A new report published by the Family and Childcare Trust, alongside Parental Choice, has revealed for the first time that the high cost of childcare is preventing millions of parents from working, with industries who rely on shift work being particularly hit.
Currently, over 4.4 million parents (34% of all parents with dependent children) are living in a household where one or both parents are not working, but this new report reveals that nearly half of these families want to find work or work more hours.
With parents in the UK now paying a quarter of their income on childcare costs, more than any other country in the EU except Switzerland, a significant 23% of British mothers who are not in paid employment now cite childcare issues as the main reason they are unable to enter the job market.
It is not only the price but the availability of childcare that is now seriously affecting parents’ ability work. Despite successive governments’ welcome attempt to help families with their childcare costs through schemes such as tax credits and childcare vouchers, the report found a strong relationship between the costs of childcare and the levels of parental employment.
To exacerbate the problem, only 43% of local authorities in England, and 18% in Wales, report that they have enough childcare for working parents.
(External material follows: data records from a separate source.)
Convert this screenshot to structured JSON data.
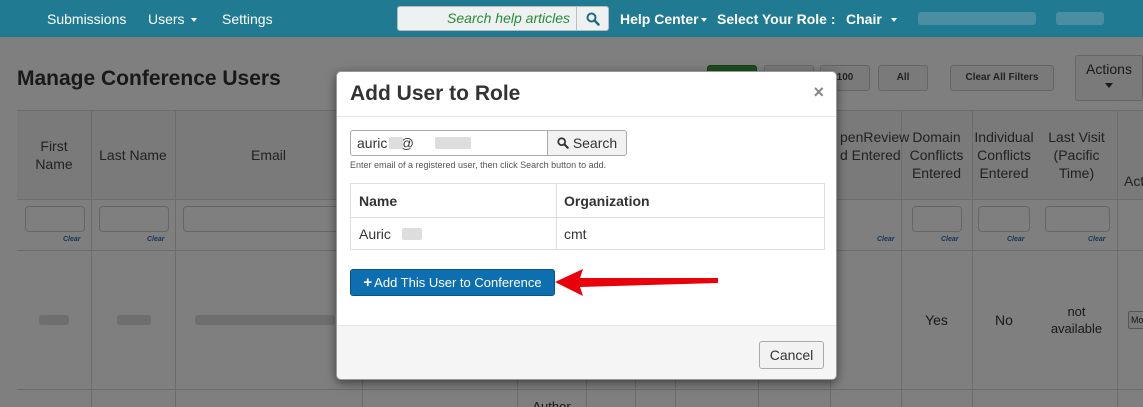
{
  "nav": {
    "submissions": "Submissions",
    "users": "Users",
    "settings": "Settings",
    "search_placeholder": "Search help articles",
    "help_center": "Help Center",
    "select_role": "Select Your Role :",
    "role": "Chair"
  },
  "page": {
    "title": "Manage Conference Users",
    "filters": {
      "f100": "100",
      "all": "All",
      "clear_all": "Clear All Filters"
    },
    "actions": "Actions",
    "columns": {
      "first_name": [
        "First",
        "Name"
      ],
      "last_name": "Last Name",
      "email": "Email",
      "openreview": [
        "penReview",
        "d Entered"
      ],
      "domain": [
        "Domain",
        "Conflicts",
        "Entered"
      ],
      "individual": [
        "Individual",
        "Conflicts",
        "Entered"
      ],
      "last_visit": [
        "Last Visit",
        "(Pacific",
        "Time)"
      ],
      "actions_partial": "Act"
    },
    "clear_label": "Clear",
    "row": {
      "domain_conflicts": "Yes",
      "individual_conflicts": "No",
      "last_visit": [
        "not",
        "available"
      ],
      "more_button": "Mo"
    },
    "next_row_partial": "Author"
  },
  "modal": {
    "title": "Add User to Role",
    "close": "×",
    "email_value": "auric  r@",
    "search_button": "Search",
    "help_text": "Enter email of a registered user, then click Search button to add.",
    "table": {
      "headers": [
        "Name",
        "Organization"
      ],
      "rows": [
        {
          "name": "Auric",
          "organization": "cmt"
        }
      ]
    },
    "add_button": "Add This User to Conference",
    "cancel_button": "Cancel"
  },
  "colors": {
    "nav_bg": "#1f7a92",
    "primary_btn": "#0e6fb0",
    "arrow": "#e8000b"
  }
}
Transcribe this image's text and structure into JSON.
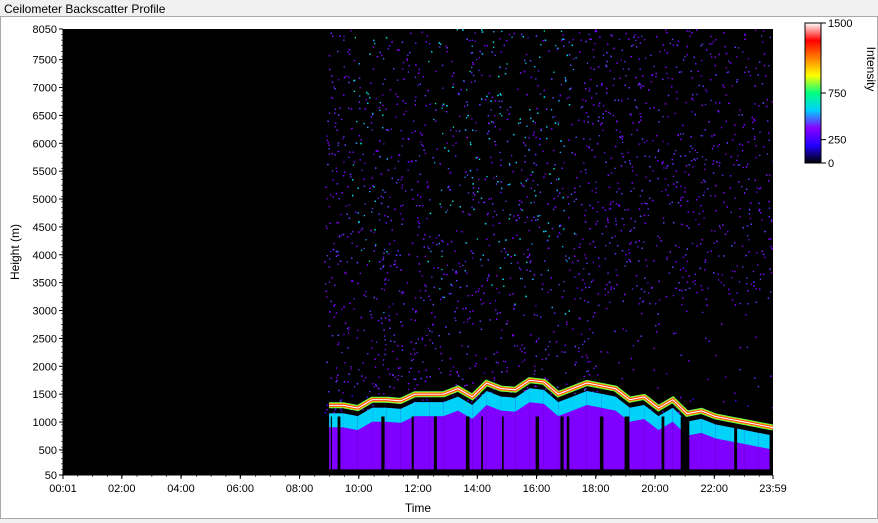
{
  "window": {
    "title": "Ceilometer Backscatter Profile"
  },
  "chart_data": {
    "type": "heatmap",
    "title": "",
    "xlabel": "Time",
    "ylabel": "Height (m)",
    "x_ticks": [
      "00:01",
      "02:00",
      "04:00",
      "06:00",
      "08:00",
      "10:00",
      "12:00",
      "14:00",
      "16:00",
      "18:00",
      "20:00",
      "22:00",
      "23:59"
    ],
    "x_range_minutes": [
      1,
      1439
    ],
    "y_ticks": [
      50,
      500,
      1000,
      1500,
      2000,
      2500,
      3000,
      3500,
      4000,
      4500,
      5000,
      5500,
      6000,
      6500,
      7000,
      7500,
      8050
    ],
    "ylim": [
      50,
      8050
    ],
    "no_data_until": "08:50",
    "background": "#000000",
    "colorbar": {
      "label": "Intensity",
      "ticks": [
        0,
        250,
        750,
        1500
      ],
      "range": [
        0,
        1500
      ],
      "colors": [
        "#000000",
        "#2200ff",
        "#8800ff",
        "#00d0ff",
        "#00ff80",
        "#ffff00",
        "#ff8000",
        "#ff0000",
        "#ffffff"
      ]
    },
    "cloud_base_layer": {
      "start": "09:00",
      "end": "23:59",
      "heights_m": [
        1300,
        1300,
        1250,
        1400,
        1400,
        1380,
        1500,
        1500,
        1500,
        1600,
        1450,
        1700,
        1600,
        1580,
        1750,
        1720,
        1500,
        1600,
        1700,
        1650,
        1600,
        1400,
        1450,
        1250,
        1400,
        1150,
        1200,
        1100,
        1050,
        1000,
        950,
        900
      ],
      "peak_intensity": 1500
    },
    "series": [
      {
        "name": "",
        "description_points": [
          {
            "time": "10:30",
            "height_m": 8050,
            "intensity": 400
          },
          {
            "time": "13:30",
            "height_m": 8050,
            "intensity": 400
          },
          {
            "time": "16:00",
            "height_m": 6000,
            "intensity": 200
          },
          {
            "time": "20:00",
            "height_m": 6000,
            "intensity": 100
          }
        ]
      }
    ]
  }
}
These figures fall to 14% and 0% respectively for parents who don’t work 9 to 5, a situation which could have a huge knock-on effect in industries such as health care where staff routinely work shifts.
With nursery prices revealed to be 32% higher in London, the situation in the capital has, not surprisingly, reached a critical level.
In Tower Hamlets for example just 31% of adults with dependent children lived in households where both parents worked, or were working single parents themselves. At the other end of the scale, this figure rises to 76% in South Gloucestershire, Rutland and Leicestershire.
With conclusive evidence that the UK workforce is being hit in areas of high childcare costs, it is now up to business to take steps to support working families and ensure that parents are not forced out of employment. As the Government moves forward with plans to tackle childcare costs and availability, the focus needs to be on how businesses can help working parents remain in work.
Julia Margo, Chief Executive of the Family and Childcare Trust, said: “Without investment, the childcare system will not be able to cope with the increased demand, and families will continue to be denied the opportunity to re-join the workforce or take on extra hours of work. We want the government to use the £535 million worth of savings from the delay to the roll out of tax-free childcare to invest in flexible childcare for working parents.”
Sarah-Jane Butler, Chief Executive and founder of Parental Choice, added that getting parents back into the workplace should not be left to the Government alone: “The onus must be on businesses to put in place practices such as compressed hours working, home-working and flexible start/finish times. Achieving high levels of parental employment is vital. Households where both parents work are much less likely to live in poverty. In addition parents who work contribute to the nation’s economy, whilst businesses need to have access to the best possible talent and a workforce who can afford to work.”